Unfortunately for me, my job forces me to be in NYC at least several months a year. I get by, but I prefer greenery, peace, and quiet.

I'm currently based out of Singapore. But the nature of my work requires me to be around the world. I'm not from China but next week I will be in Hong Kong for example. I'm from the United States actually.
Truthyfully when was the last time you were actually in Chicago? I can tell from your posts that you really haven't been much out of the city center and probably overrate your experience in terms of what you actually saw. I lived in Chicago for nearly a decade and now call Manhattan my home full time. Is NYC more cosmopolitan than Chicago? Of course, but Chicago also in some parts is pretty cosmopolitan nowadays (big progress especially in the last handful of years). A friend of mine from Paris first visited Chicago 6 or 7 years ago and didn't think much of it. 2 years ago he came for the second time and noted how much more cosmopolitan the city felt and how much better it felt. NYC has more of it, but NYC is also not cosmopolitan in most places - just some - people are swayed easily by what they see when they visit. It's the same reason why people think that Hong Kong is some big, shiny cosmopolitan city everywhere when it's actually not like that in most places.

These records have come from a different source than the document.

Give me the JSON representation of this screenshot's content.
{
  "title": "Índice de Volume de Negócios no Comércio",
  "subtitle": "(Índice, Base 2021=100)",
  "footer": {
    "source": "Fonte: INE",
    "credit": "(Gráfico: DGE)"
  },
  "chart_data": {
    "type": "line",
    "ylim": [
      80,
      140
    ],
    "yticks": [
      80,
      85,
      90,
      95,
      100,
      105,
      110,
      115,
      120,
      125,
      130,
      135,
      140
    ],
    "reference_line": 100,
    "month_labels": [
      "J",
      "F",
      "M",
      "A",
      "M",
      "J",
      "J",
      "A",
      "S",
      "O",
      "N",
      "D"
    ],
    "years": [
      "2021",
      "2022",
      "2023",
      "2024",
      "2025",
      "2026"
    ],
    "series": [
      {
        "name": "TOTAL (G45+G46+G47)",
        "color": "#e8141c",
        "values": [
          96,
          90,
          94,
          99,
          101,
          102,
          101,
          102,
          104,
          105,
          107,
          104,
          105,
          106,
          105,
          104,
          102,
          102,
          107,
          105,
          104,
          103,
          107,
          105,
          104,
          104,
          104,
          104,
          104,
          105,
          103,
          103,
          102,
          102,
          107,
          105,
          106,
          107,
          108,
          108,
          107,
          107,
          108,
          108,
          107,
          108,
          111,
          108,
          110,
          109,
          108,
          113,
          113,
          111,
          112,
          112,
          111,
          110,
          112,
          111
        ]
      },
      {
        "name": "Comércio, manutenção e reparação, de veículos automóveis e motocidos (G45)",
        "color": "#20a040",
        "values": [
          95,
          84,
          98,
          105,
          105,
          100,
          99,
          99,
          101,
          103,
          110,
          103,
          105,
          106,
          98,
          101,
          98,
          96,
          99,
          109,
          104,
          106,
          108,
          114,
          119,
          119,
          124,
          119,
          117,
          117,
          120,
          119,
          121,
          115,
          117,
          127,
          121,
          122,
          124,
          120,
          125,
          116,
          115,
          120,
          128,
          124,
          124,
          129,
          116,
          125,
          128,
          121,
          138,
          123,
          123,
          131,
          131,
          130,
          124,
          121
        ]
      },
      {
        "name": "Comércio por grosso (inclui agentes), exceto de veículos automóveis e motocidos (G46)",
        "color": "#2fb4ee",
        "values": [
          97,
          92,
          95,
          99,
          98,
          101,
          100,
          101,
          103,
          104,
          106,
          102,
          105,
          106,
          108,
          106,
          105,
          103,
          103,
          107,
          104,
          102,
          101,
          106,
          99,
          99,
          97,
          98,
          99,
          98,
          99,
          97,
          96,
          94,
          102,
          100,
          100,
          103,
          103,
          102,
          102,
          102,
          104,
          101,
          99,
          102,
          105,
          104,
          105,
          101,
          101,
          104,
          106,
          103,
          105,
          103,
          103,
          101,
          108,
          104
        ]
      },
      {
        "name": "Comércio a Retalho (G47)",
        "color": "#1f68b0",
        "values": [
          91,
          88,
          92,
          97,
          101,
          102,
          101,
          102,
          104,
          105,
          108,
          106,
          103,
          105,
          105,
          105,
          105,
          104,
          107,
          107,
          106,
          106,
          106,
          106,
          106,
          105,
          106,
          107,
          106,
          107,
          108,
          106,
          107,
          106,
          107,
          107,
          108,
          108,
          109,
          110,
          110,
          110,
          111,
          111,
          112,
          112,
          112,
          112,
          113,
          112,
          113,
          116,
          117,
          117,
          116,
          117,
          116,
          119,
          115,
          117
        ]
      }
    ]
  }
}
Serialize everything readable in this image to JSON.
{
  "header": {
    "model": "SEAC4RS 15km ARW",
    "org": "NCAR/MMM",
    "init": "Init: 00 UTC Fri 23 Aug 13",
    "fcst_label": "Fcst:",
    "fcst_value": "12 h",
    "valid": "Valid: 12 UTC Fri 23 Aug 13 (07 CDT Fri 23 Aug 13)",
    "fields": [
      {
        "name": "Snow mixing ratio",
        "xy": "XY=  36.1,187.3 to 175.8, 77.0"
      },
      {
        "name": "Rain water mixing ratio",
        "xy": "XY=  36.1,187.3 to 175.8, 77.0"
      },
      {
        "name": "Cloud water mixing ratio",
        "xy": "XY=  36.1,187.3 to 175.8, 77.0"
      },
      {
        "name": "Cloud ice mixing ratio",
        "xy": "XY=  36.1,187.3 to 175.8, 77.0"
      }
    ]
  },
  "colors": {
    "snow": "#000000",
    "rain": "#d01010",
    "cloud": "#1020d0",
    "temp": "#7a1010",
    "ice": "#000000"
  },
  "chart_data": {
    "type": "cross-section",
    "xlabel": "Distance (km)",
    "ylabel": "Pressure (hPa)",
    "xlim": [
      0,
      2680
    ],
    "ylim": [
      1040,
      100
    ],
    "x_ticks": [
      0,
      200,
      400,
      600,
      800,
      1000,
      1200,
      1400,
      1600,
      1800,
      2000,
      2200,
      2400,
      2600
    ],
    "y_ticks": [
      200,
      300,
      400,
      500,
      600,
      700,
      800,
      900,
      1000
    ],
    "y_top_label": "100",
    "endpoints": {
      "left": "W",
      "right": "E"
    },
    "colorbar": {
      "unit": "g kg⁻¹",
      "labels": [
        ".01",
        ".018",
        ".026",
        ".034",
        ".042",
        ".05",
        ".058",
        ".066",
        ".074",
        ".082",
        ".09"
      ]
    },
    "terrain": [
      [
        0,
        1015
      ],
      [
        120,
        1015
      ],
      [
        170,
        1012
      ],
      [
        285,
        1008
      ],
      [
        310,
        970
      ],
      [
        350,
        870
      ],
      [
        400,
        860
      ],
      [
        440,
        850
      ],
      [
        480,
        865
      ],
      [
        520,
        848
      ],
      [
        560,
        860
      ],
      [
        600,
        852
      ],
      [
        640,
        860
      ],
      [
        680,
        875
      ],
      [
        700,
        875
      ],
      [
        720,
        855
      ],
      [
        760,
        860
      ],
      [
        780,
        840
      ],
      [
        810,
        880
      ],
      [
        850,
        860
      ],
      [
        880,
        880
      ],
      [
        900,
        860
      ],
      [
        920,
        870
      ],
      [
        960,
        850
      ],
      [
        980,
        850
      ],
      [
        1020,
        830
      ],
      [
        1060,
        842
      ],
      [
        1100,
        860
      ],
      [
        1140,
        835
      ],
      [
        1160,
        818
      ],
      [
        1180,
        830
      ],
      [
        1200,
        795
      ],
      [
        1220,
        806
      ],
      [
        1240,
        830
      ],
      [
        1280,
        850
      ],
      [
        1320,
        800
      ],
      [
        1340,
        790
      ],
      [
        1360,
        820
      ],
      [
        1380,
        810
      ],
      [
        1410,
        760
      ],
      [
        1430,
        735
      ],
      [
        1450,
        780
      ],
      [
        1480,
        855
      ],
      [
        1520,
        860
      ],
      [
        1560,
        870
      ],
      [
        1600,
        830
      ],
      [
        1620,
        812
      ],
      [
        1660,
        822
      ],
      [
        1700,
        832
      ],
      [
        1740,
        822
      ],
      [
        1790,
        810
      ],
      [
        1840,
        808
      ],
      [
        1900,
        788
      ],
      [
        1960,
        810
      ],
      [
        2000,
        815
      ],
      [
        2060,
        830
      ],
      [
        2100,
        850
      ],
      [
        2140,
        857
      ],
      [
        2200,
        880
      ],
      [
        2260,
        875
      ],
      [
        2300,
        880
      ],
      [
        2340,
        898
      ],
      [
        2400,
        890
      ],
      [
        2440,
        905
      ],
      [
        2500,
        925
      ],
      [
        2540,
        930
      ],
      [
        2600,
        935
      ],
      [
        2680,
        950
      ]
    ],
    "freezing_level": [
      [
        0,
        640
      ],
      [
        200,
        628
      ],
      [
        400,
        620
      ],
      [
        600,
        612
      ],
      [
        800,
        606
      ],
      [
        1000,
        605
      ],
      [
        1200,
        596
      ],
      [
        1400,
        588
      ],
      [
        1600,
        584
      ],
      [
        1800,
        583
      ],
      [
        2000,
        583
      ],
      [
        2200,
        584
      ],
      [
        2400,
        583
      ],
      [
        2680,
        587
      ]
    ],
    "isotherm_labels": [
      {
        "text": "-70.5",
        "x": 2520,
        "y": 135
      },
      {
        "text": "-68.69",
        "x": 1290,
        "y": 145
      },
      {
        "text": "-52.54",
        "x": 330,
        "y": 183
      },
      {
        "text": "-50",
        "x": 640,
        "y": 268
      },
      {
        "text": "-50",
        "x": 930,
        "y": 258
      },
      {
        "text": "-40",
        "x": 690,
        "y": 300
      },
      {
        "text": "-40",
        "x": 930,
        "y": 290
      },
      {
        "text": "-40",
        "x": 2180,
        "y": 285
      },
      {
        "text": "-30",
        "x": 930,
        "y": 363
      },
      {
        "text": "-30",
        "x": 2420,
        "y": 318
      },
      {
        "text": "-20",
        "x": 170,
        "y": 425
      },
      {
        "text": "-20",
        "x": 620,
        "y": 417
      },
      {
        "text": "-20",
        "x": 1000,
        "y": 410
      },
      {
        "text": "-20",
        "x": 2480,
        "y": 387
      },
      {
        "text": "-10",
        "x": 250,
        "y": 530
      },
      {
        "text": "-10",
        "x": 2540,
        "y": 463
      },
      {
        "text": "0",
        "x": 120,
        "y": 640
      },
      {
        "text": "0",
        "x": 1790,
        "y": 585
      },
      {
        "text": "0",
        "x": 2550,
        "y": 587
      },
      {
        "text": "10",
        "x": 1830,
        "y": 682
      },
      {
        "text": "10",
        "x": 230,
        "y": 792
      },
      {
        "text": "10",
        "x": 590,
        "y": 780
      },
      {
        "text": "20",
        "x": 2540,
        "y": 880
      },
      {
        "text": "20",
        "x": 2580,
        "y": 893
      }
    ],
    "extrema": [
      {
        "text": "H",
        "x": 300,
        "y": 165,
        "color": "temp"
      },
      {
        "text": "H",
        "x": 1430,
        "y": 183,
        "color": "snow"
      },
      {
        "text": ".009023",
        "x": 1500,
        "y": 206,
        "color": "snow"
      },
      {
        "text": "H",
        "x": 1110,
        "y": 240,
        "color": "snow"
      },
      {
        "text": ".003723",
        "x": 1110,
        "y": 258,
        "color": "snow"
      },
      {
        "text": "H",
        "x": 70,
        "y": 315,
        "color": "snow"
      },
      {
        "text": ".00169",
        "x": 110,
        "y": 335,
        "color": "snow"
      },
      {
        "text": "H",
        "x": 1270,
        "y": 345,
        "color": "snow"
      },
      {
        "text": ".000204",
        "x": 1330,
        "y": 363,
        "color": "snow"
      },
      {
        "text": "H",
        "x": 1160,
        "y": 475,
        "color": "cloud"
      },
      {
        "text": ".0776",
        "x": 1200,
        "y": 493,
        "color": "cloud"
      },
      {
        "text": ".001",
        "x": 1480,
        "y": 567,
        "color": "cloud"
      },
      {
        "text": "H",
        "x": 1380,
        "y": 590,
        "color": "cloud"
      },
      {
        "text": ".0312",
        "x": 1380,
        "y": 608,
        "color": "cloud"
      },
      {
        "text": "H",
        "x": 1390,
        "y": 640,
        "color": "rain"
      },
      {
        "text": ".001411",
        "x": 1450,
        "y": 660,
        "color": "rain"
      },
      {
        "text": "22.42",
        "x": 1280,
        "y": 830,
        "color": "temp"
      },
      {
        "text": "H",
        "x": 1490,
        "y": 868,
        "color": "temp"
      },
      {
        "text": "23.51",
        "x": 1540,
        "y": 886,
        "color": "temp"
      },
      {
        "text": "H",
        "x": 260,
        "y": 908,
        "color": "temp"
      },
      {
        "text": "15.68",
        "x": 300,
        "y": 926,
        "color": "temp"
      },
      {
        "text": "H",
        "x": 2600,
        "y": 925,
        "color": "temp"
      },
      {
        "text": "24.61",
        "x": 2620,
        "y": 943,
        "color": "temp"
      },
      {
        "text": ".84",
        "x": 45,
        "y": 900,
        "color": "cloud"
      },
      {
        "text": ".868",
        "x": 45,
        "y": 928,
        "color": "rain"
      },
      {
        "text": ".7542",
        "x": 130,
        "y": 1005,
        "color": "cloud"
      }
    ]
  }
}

However, if you just experience one area then you're easily swayed into thinking a city is whatever you make it to be. I've lived in both cities, Chicago and NYC, and what you say is not accurate and your post wreaks of someone who thinks they know more than they actually do.

Also, you say you prefer greenery, peace, and quiet which Chicago has a lot more of in the actual city than NYC. Anybody who knows Chicago knows this, and you obviously don't know much of anything about Chicago.